My Brother the Devil
Sally El Hosaini recently (deservedly) won the best newcomer prize at the London Film Festival for her debut feature, My Brother The Devil which she wrote and directed. Filmed on location in an East London housing estate, My Brother The Devil features amateurs alongside better known actors James Floyd, Said Taghmaoui and Fady Elsayed (also nominated for best newcomer at LFF).
A coming-of-age story set to the backdrop of a rather minor drug dealing gang, My Brother The Devil is brilliant in its normality. There are none of the ludicrous fortuitous happenings and labored plots that seem to riddle Noel Clarke’s films, to which El Hosaini’s effort will no doubt be compared. It is the smallness, realism, and new ground that El Hosaini breaks that really sets this above the pack. Rather than massive drug deals or insane villains, we are shown petty muggings with steak knives and drug dealers with slightly dated mobile phones. There is a realism here that seems to have been expurgated from all other British films dealing with the wrong side of the tracks. El Hosaini has kept the matter of the film very much grounded in reality while still telling a compelling and new story.
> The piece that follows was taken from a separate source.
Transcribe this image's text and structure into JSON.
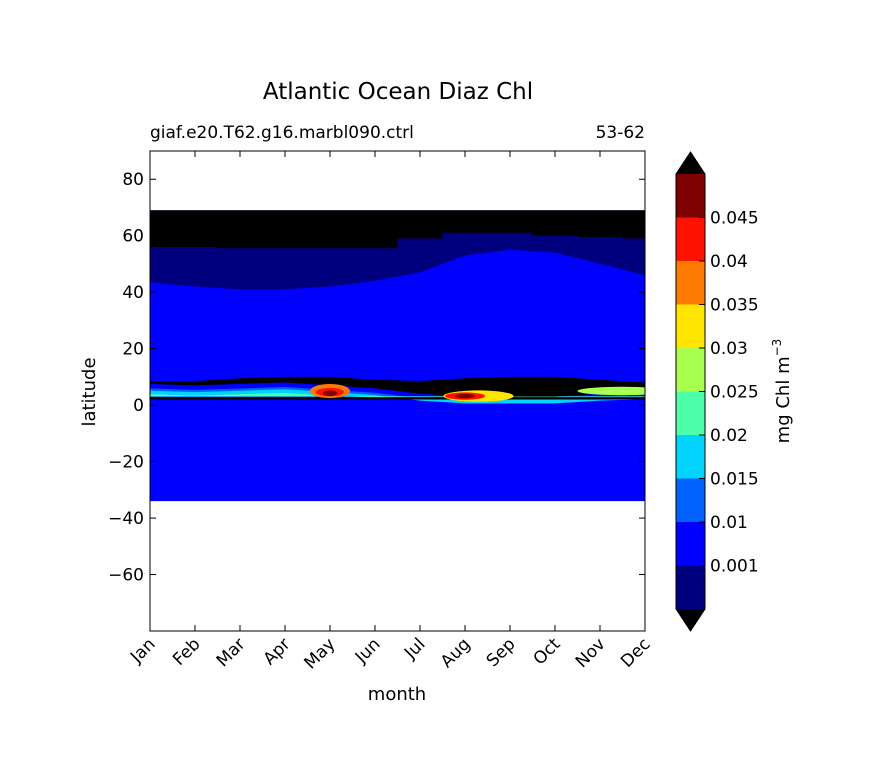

It’s hard to discuss the narrative of My Brother The Devil without blunting some of the film’s power. That said, the movie constantly proceeds in an unexpected direction, not through twists or silly plot devices but because it treads new ground and has a well-written movie at the core of things. Without giving anything away, My Brother The Devil approaches an issue never really dealt with in films of this ilk and does so with compassion and intelligence.
My Brother The Devil is one of the finest feature debuts for years. Unfortunately it will be compared to the films of Noel Clarke and classified in the all but dismissed “urban” genre. There is a subtlety to the fights outside an off-licence as opposed to the hyperbole of films like Harry Brown and its out of control pensioner-murdering teenagers. This is actually what happens on the streets. El Hosaini demonstrates with a magnificent degree of skill that an interesting, deep and touching story can be told in a setting of London’s poorer areas. Finally, England has an answer to La Haine.
Joey Godman
My Brother the Devil is released in select cinemas on 9th November 2012.